I’m so glad you asked! While there isn’t a quick fix to ensure the SHOULDs never bother you again, there are some things you can do when they show up to encourage them to become quieter, give you some space, or take a break entirely.
The following SHOULD-banishing recipe can be a helpful starting point. Here’s what you’ll need:
– Start with a some gentleness (Suggested mantras include: “I am doing the best I can,” “I can take time to nourish myself,” or “I am important regardless of what I produce.”)
– Remind yourself that adjusting to COVID-19-related changes is something you’ve never done before, which means you’re practicing something new, and learning new things is hard!
– Mix in some gratitude (Such as: “I saw a hummingbird today!” “I can access my community’s resources,” or “Gosh. Baby animals are just so cute!“)
– Add a dash of self-compassion (Some of our personal favorites are: “Today, I will treat myself with kindness.” “I am a human being. I don’t need to be a human doing.” or “I am worthy of compassion.”)
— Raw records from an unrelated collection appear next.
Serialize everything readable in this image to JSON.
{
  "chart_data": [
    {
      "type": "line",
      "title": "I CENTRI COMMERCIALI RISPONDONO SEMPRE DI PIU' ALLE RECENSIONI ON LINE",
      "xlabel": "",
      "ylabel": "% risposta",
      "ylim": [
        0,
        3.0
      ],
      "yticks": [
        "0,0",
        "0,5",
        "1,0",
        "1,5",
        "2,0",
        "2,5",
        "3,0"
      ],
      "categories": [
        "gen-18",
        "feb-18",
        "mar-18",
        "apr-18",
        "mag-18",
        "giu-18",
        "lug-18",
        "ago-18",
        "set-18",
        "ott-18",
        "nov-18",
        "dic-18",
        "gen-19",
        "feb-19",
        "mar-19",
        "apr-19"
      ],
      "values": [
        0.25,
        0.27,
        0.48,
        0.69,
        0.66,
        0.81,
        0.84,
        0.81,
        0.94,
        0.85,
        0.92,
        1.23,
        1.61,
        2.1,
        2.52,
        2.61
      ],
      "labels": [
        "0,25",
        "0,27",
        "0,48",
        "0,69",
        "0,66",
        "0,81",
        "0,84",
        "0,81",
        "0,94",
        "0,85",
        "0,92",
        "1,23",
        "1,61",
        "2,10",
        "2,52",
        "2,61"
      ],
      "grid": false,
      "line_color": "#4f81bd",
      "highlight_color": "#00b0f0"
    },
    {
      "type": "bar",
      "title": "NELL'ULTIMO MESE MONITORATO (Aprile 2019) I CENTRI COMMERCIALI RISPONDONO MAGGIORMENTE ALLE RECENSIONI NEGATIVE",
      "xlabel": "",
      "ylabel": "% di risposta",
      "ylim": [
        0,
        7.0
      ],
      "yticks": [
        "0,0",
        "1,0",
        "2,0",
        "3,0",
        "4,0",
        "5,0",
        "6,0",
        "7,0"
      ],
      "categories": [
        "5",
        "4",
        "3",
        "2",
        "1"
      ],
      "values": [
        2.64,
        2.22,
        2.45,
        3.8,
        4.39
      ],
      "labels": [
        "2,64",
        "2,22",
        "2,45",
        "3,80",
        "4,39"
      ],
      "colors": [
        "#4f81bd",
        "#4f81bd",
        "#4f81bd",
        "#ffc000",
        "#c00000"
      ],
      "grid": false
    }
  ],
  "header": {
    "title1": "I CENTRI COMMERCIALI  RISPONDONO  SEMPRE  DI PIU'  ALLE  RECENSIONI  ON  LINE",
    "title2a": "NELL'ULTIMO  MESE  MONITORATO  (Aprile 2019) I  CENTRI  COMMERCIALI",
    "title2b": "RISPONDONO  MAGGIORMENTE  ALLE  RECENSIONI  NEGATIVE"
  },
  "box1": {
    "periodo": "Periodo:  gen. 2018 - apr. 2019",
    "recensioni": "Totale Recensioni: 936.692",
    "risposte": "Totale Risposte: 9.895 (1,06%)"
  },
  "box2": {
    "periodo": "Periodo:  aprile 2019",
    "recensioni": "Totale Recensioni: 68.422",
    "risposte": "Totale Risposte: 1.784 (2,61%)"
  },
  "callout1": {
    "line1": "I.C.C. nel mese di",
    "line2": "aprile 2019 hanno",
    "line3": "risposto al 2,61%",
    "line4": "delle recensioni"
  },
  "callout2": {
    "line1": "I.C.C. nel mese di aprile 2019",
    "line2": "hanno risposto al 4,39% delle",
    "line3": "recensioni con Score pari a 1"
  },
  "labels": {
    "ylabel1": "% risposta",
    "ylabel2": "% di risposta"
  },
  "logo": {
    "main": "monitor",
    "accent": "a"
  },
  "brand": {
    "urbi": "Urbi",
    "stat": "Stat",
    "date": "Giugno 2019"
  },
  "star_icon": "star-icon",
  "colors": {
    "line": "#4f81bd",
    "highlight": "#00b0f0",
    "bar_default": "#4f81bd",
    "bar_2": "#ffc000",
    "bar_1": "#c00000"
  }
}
– Find a small victory to sprinkle on top (Examples include: “I showered today!” “I took a moment to breathe!” or “I thought about going outside!”)
Blend it all together and spray liberally whenever the SHOULDs appear.
If you notice that you have a particularly strong case of the SHOULDs (perhaps they’ve been with you longer than our current pandemic or the above recipe just doesn’t seem to be doing quite the trick), you might benefit from a little extra guidance in mixing your SHOULD-banishing spray. Our therapists are particularly skilled at helping folx figure out where and why the SHOULDs started, redecorating the internal space they take up, and developing lasting strategies for self-harmony.
We are accepting new clients for online therapy appointments and you can schedule your FREE phone consultation in just a few clicks!
And remember, as long as you aren’t actively harming yourself or others, there’s no particular way you SHOULD be getting through this time. Lean into your self-compassion and remind yourself: “I am doing the best I can.”